Homossexuais ameaçam tirar a roupa para que Malafaia não receba título em Salvador

Grupos de militantes homossexuais e organizações evangélicas estão em um embate na Bahia por causa de um título honorífico concedido ao pastor Silas Malafaia.

A Câmara Municipal de Salvador já aprovou a concessão do título, mas entidades de homossexuais enviaram um comunicado à presidência da Câmara pedindo que ele seja revogado. E caso não consigam que seu pedido seja acatado, decidiram  fazer um protesto com centenas de homossexuais nus em frente à Câmara.

Por outro lado, a Associação Batista de Salvador, a Sociedade Bíblica na Bahia e outras entidades evangélicas, agiram e também protocolaram uma solicitação pedindo a manutenção do título a Malafaia.

Os militantes gays, incluindo a Associação dos Travestis de Salvador (ATRAS), estão reunindo o apoio de artistas e personalidades que simpatizam com o movimento homossexual e que poderiam ajudar com sua influência a barrar a entrega do título.

Segundo o periódico baiano A Tarde, o fundador do grupo gay da Bahia (GGB) acredita que o título concedido a Malafaia seria uma “agressão à cidadania dos homossexuais”. “Estamos cobrando de Caetano Veloso seu apoio a esta campanha já que em  1985 ele declarou que o GGB é o orgulho da Bahia, então queremos que ele consiga o apoio de Gilberto Gil, Preta Gil,  Ney Matogrosso, Marina Lima e demais artistas e Vips (sic) de cabeça feita para impedir esta agressão à cidadania de mais de 10% da população baiana e brasileira representada pelos homossexuais”.

Além de interporem o requerimento junto à Câmara Municipal, os homossexuais protocolaram um pedido de apoio à da Comissão da Diversidade Sexual contra a Homofobia da OAB/BA.

Adicionalmente, iniciaram um abaixo assinado nas redes sociais.
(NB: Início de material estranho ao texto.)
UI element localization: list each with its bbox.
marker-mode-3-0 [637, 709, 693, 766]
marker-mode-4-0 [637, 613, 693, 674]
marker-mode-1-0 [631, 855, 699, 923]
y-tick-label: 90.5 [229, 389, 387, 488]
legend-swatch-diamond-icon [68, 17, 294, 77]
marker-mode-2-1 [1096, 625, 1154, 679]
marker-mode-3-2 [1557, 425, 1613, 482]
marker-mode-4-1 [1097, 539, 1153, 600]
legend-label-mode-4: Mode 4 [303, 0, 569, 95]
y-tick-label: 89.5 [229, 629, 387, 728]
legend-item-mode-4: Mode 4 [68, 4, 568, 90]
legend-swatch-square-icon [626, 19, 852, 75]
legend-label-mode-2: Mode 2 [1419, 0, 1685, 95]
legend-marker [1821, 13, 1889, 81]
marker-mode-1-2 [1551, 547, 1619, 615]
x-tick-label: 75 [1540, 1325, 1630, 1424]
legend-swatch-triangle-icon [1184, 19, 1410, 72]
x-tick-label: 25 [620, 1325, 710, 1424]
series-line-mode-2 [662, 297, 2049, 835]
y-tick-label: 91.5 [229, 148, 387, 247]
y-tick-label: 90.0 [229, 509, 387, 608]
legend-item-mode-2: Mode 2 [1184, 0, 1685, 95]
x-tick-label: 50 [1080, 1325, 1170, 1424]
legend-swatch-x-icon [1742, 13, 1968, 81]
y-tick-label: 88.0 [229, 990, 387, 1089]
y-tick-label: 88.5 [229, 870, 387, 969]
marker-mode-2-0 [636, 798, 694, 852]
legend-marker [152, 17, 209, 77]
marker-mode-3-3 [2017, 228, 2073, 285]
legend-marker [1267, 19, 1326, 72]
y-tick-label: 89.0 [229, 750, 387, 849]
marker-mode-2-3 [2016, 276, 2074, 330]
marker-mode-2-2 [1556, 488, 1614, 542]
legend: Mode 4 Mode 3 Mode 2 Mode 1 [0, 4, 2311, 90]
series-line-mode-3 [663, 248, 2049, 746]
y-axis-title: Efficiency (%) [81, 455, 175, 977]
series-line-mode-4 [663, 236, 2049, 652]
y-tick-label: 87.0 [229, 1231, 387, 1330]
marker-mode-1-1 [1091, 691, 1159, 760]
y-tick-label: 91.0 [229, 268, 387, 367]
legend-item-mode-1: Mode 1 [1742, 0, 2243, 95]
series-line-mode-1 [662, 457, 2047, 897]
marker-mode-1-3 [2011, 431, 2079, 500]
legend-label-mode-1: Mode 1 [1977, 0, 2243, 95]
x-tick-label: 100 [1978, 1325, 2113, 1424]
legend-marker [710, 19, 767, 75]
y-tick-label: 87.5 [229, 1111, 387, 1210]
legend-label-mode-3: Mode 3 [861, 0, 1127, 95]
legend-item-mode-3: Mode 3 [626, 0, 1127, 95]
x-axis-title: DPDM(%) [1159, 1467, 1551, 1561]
Denominado Petição Pública contra Título de Cidadão Soteropolitano a Malafaia, o abaixo assinado já conta com cerca de 800 assinantes, segundo A Tarde.

As organizações evangélicas, por sua vez, alegam que “seu pensamento e ideias [de Malafaia] se constituíram como patrimônio cultural imaterial para esta cidade por enriquecer a cultura evangélica em suas múltiplas dimensões sociais, culturais e simbólicas”.

Eles querem não só a entrega do título ao líder religioso, mas que seja reconhecida a contribuição cultural do povo evangélico soteropolitano.

Um dos líderes evangélicos,  Gustavo Mercês qualificou o ato de tirar a roupa como “procura de holofotes, principalmente em uma época eleitoral”.

Ele também bradou contra a perseguição aos evangélicos. “É um absurdo ainda ouvir declarações preconceituosas contra nossos patrimônios culturais, contra nossas ideias, costumes e crenças. Não é apenas Silas Malafaia que está sendo perseguido, mas o povo evangélico como um todo. Chega de discriminação”, disse.